Covid-19, hastalıktan daha az etkilendiği düşünülen gençlerde bile nöbet, inme, geçici felç gibi durumlara sebep olabilir. Covid-19’un, Parkinson ve Alzheimer hastalığı gibi sinir sistemini tutan hastalıkların oluşma ihtimalini artırabileceği yönünde görüşler mevcuttur.
Covid- 19 hastalığı, kanın daha kolay pıhtılaşır hale gelmesine neden olabilir. Bu durumda, kan içerisinde oluşan pıhtılar; küçük kılcal damarlara giderek tıkanmaya yol açabilir.
Covid-19’un bu etkisi uzun vadede karaciğer, böbrek gibi organlarda hasar meydana getirir. Şiddetli semptomları olan Covid-19 hastalarının uzun süre boyunca yoğun bakım ünitelerinde tedavi edilmesi gerekebilir. Tedavisi tamamlanıp koronavirüsü yenen hastalarda, uzun süre izole kalmaya bağlı psikiyatrik sorunlar görülebilir. Travma sonrası stres bozukluğu, anksiyete, depresyon bu hastalarda görülebilecek problemlerdir’ diye konuştu.

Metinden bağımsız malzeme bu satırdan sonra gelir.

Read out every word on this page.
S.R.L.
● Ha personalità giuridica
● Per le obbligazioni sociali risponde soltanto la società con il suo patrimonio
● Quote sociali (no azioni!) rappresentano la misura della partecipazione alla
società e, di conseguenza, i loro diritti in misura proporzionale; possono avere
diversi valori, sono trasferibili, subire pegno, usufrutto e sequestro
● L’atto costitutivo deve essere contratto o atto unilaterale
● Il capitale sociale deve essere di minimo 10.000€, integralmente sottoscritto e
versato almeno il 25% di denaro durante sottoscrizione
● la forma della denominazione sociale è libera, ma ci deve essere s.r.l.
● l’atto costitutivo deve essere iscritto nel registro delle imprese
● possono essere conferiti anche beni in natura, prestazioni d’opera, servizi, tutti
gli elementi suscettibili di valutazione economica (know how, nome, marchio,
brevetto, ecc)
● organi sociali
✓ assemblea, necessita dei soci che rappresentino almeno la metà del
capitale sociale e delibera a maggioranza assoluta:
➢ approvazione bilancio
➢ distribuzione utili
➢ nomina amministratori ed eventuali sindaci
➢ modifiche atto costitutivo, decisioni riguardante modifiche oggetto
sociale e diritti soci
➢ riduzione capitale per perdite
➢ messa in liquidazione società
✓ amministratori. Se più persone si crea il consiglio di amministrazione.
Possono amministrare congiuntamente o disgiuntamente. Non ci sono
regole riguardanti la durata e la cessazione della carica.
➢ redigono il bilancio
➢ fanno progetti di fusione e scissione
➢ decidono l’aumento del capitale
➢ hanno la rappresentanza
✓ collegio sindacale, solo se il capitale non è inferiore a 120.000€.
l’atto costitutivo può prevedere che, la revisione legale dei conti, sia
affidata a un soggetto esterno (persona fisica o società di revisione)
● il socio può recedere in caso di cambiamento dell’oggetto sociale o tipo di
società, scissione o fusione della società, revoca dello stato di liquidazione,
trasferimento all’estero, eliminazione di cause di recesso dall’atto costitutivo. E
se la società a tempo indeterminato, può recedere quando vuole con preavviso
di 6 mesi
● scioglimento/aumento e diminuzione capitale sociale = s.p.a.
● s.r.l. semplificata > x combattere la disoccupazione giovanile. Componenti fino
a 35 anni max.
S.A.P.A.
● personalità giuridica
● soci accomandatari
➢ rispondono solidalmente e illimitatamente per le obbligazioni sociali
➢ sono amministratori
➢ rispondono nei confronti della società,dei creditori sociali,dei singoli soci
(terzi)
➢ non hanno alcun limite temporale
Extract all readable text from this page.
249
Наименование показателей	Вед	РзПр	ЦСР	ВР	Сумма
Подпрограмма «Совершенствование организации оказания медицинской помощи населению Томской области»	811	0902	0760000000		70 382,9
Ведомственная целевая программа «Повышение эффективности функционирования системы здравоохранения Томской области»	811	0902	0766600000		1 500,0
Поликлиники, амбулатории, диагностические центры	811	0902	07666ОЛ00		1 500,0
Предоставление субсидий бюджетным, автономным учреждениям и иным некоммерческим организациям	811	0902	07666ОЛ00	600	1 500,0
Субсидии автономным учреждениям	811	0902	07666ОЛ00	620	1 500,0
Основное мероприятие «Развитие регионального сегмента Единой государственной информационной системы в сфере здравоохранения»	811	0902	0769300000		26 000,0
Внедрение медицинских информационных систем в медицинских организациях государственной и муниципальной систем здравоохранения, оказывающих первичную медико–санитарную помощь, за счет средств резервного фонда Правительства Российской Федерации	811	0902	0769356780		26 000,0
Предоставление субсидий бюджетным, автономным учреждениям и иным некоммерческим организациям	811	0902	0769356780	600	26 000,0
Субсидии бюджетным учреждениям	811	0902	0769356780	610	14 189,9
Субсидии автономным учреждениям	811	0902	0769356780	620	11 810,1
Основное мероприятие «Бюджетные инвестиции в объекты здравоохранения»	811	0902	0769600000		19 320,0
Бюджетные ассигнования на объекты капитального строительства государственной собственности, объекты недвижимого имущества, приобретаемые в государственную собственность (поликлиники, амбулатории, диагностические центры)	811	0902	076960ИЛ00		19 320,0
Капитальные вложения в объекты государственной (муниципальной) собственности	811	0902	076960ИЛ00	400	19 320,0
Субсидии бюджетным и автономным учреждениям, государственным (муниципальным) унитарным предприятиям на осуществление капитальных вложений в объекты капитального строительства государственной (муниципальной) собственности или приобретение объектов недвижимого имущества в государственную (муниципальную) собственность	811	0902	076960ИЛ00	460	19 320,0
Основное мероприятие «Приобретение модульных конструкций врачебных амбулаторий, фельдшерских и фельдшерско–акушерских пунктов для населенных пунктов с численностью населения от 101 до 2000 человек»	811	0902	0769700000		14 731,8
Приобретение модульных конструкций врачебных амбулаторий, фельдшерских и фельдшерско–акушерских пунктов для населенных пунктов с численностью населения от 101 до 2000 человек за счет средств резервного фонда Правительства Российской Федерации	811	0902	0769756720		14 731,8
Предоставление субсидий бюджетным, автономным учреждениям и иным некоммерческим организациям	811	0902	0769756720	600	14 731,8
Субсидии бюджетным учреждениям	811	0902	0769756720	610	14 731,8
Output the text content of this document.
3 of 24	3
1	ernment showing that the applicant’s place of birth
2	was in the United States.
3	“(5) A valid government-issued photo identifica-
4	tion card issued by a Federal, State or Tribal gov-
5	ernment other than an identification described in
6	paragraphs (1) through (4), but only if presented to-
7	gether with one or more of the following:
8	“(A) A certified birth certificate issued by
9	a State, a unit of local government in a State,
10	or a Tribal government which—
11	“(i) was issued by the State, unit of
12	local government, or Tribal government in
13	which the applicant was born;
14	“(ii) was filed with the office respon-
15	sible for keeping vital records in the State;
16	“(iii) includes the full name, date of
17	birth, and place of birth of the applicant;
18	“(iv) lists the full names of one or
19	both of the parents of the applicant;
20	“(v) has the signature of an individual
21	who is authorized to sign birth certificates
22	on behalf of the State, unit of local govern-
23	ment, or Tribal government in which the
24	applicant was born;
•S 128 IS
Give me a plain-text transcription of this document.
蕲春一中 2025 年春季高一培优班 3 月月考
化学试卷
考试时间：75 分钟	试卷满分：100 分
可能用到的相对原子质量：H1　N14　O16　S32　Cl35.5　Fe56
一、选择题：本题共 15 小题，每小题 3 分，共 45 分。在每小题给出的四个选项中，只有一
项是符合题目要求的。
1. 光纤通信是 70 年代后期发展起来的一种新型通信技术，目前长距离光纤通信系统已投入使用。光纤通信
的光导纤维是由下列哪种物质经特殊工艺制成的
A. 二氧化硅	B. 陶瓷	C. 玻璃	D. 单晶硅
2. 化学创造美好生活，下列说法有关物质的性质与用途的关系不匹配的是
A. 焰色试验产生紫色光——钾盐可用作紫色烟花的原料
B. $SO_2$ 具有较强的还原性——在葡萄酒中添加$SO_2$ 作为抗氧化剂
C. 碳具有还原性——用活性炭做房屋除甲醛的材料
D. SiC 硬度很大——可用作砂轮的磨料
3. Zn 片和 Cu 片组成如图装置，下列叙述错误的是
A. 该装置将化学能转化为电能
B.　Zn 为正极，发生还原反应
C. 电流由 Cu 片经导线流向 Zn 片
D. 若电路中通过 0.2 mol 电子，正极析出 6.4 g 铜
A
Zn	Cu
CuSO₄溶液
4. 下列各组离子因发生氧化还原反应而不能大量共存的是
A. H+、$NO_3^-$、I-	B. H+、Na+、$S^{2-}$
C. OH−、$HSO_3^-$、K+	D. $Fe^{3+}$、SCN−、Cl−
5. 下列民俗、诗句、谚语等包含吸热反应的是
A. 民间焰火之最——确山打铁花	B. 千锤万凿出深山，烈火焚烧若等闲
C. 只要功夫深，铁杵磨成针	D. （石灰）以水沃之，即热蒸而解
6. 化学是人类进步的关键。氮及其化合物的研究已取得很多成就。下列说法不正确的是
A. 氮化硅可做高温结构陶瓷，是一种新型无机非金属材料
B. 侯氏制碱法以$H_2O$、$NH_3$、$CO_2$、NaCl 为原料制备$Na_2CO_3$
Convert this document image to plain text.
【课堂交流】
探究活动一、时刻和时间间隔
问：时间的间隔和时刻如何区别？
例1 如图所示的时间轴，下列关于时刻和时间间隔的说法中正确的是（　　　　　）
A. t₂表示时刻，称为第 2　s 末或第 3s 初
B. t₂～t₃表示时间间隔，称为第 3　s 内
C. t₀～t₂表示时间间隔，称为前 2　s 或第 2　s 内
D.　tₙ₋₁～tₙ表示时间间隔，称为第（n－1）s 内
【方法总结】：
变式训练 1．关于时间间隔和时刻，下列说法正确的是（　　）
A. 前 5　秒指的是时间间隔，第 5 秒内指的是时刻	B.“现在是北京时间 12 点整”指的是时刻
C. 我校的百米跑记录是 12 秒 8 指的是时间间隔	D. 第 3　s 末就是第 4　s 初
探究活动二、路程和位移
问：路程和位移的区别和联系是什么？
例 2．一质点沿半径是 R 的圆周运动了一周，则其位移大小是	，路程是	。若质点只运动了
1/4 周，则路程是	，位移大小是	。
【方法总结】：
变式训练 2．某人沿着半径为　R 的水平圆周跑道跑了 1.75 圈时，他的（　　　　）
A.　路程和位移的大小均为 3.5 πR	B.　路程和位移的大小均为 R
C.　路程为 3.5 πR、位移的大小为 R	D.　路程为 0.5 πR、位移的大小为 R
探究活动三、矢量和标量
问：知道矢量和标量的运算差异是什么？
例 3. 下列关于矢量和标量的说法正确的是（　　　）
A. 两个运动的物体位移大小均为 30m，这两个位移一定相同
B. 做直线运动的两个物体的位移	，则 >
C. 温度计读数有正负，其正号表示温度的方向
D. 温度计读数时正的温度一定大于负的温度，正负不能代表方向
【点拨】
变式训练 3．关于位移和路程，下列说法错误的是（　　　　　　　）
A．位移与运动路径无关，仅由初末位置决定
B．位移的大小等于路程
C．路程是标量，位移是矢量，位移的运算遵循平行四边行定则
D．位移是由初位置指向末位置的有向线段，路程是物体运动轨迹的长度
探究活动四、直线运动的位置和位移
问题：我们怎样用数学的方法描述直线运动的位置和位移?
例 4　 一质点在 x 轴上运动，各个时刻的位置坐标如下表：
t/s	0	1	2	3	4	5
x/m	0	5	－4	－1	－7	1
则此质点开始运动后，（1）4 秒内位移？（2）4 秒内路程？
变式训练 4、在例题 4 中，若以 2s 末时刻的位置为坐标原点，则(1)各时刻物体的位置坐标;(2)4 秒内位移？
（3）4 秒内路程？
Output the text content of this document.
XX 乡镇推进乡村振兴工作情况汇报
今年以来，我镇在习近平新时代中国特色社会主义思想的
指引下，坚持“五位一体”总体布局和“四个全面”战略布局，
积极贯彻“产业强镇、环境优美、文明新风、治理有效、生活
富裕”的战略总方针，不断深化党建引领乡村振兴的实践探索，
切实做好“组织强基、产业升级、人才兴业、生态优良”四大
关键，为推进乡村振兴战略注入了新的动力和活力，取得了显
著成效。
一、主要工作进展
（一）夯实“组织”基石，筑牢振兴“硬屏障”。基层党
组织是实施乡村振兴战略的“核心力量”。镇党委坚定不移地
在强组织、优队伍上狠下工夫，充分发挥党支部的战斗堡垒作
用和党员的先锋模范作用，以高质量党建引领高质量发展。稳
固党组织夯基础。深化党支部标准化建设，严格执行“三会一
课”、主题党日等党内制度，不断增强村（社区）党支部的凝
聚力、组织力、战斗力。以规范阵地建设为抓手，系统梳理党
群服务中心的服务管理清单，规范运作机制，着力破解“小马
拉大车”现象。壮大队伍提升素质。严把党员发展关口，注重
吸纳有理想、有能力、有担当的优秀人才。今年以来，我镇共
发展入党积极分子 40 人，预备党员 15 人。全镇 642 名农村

Dr. Uzun, sözlerini şöyle tamamladı: ‘Covid-19 yeni ortaya çıkan bir hastalık olduğundan uzun dönem etkileri ile ilgili henüz yeterince bilgi bulunmamaktadır.
Ancak bilim insanları, dünyanın dört bir yanından gelen olgular, veri setleri ve çalışmalarla çeşitli öngörülerde bulunmaktadırlar. Tüm bu çalışmalar sonucunda hastalığın en sık görülen uzun dönem etkisinin akciğerler üzerinde olduğunu belirtmektedir. Covid-19 hastalarının özellikle akciğer sağlığı açısından dikkatle tedavi ve takip edilmesi önerilir’.